De zaal waarin we elkaar ontmoeten is op zijn hoogst functioneel. Predikanten
van heel de wereld komen elkaar tegen in hun gewone kloffie, zonder opsmuk. Een
goed voorbeeld is een van de hoofdsprekers van dit jaar: professor Sinclair
Ferguson. Groot lichaam, brede heupen (zoals hij zelf zegt), een ‘normaal
schots accent’ en grote wenkbrauwen die meepraten wanneer hij smeuiige verhalen
opdist. Ik zie hem nog rondlopen, intens genietend. Hij draagt een te wijde
broek, waarvan de pijpen wat frommelen. Onder zijn regenjas een donkergroene
spencer, die in de jaren ’80 vast ergens in de mode is geweest. Hij is aanspreekbaar
voor iedereen en heeft aandacht voor iedereen. In het bijzonder voor jonge
predikanten.
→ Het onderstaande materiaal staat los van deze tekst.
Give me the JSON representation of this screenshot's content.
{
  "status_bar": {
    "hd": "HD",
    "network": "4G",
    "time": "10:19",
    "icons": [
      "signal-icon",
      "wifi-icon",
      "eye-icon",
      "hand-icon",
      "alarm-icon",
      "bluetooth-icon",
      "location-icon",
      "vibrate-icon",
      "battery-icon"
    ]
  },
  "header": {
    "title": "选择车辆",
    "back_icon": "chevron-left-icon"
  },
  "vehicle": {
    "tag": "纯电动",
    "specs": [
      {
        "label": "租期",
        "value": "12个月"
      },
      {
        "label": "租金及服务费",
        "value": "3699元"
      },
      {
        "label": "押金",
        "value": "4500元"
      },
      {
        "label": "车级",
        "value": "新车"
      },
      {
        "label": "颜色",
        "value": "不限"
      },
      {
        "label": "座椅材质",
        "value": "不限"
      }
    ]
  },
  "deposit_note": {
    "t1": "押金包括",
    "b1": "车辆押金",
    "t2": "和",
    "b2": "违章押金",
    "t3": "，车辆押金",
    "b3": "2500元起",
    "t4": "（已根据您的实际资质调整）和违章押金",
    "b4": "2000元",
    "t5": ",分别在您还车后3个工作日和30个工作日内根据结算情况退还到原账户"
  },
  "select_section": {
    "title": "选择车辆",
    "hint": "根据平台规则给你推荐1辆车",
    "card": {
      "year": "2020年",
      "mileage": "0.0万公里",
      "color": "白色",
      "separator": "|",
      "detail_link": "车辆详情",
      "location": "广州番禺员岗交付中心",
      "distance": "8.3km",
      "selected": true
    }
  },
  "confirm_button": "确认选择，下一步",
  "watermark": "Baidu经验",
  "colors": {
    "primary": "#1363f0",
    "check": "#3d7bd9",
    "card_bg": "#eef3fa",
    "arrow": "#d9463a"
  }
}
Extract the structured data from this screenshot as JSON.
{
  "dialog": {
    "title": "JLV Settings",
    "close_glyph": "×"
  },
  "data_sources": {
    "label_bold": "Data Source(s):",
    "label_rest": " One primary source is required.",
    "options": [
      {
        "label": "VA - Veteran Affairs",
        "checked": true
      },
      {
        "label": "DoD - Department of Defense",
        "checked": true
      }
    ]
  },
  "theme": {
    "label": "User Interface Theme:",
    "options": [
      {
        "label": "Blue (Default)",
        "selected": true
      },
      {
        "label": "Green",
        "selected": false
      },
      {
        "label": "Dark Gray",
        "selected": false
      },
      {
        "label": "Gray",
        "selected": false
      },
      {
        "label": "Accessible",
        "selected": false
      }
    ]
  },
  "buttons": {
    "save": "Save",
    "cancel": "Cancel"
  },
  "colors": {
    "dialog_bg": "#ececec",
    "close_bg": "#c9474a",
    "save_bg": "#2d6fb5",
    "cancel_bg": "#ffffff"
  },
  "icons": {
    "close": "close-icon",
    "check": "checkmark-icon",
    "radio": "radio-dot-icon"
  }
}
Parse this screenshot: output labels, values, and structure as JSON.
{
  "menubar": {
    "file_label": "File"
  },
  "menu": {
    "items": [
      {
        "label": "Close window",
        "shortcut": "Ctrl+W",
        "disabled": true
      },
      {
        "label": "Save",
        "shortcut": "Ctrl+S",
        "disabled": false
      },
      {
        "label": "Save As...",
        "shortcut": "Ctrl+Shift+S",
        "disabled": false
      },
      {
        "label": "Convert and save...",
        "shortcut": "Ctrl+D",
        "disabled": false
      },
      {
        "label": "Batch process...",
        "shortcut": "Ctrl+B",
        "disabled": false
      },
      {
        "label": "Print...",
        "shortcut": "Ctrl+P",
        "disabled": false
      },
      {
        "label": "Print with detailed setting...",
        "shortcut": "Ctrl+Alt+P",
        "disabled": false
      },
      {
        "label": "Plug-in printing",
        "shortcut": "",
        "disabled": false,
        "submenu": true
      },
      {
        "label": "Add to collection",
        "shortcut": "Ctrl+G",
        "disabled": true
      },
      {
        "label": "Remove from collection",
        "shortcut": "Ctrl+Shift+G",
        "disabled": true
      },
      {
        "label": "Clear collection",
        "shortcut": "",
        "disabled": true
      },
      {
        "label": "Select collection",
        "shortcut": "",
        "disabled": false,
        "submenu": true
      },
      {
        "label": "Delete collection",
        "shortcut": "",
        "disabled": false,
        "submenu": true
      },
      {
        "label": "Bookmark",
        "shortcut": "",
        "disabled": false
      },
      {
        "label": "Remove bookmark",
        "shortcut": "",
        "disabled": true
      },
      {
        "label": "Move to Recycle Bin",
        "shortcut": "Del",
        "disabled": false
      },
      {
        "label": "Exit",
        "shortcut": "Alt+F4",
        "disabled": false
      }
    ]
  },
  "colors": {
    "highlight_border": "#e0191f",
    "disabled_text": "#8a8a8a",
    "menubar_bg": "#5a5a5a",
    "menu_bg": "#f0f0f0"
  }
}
Als hij het podium opgaat, wordt het stil in de zaal. Want als hij
spreekt over ‘het evangelie’ (sprankelende titel, niet?),
gaat de Schrift open, en horen we Gods stem. En niets is heerlijker dan dit:
onder het Woord zitten, meeluisteren terwijl de Schriften opengaan en je hart
ophalen aan het Woord van God.
Binnenkant
In Leicester zie je aan de buitenkant: een binnenkant. Ik ontmoet mannen die zichbaar hun Heiland liefhebben, en met veel liefde over hem spreken. Ik bid met broeders die in hun gebed de Drie – Enige God grootmaken en prijzen om de verlossing die Hij geeft. Ik luister naar preken die mij bepalen bij mijn hoge roeping: Het Woord van God te brengen. Ik ontvang advies van wijze broeders over het werk in de gemeente. Iemand belijdt zijn gebrek aan discipline als het gaat om gebed en bijbellezen. Ik herken mezelf in zijn woorden: waarom zoek ik de Here niet meer en vaker in mijn normale alledaagse omstandigheden? Dat een ander daarin zijn tekort belijdt, is geen vertroosting. Maar de nederigheid van de ander, die het mij belijdt, is heilzaam. Onderweg naar huis besef ik dat ik heb verkeerd met geestelijke broeders en vaders: mannen die geestelijk veel verder zijn dan ik. Ook dit jaar weer. Elke keer als ik terug kom voel ik me een kleintje in het Koninkrijk van God. En ik voel me een gezegend mens. Waar mensen zo bij elkaar kunnen zijn, daar is de kerk. Ik bid dat ik zo ook thuis in Aalten deel van die kerk mag zijn. En dat het zichtbaar is. Van binnen uit.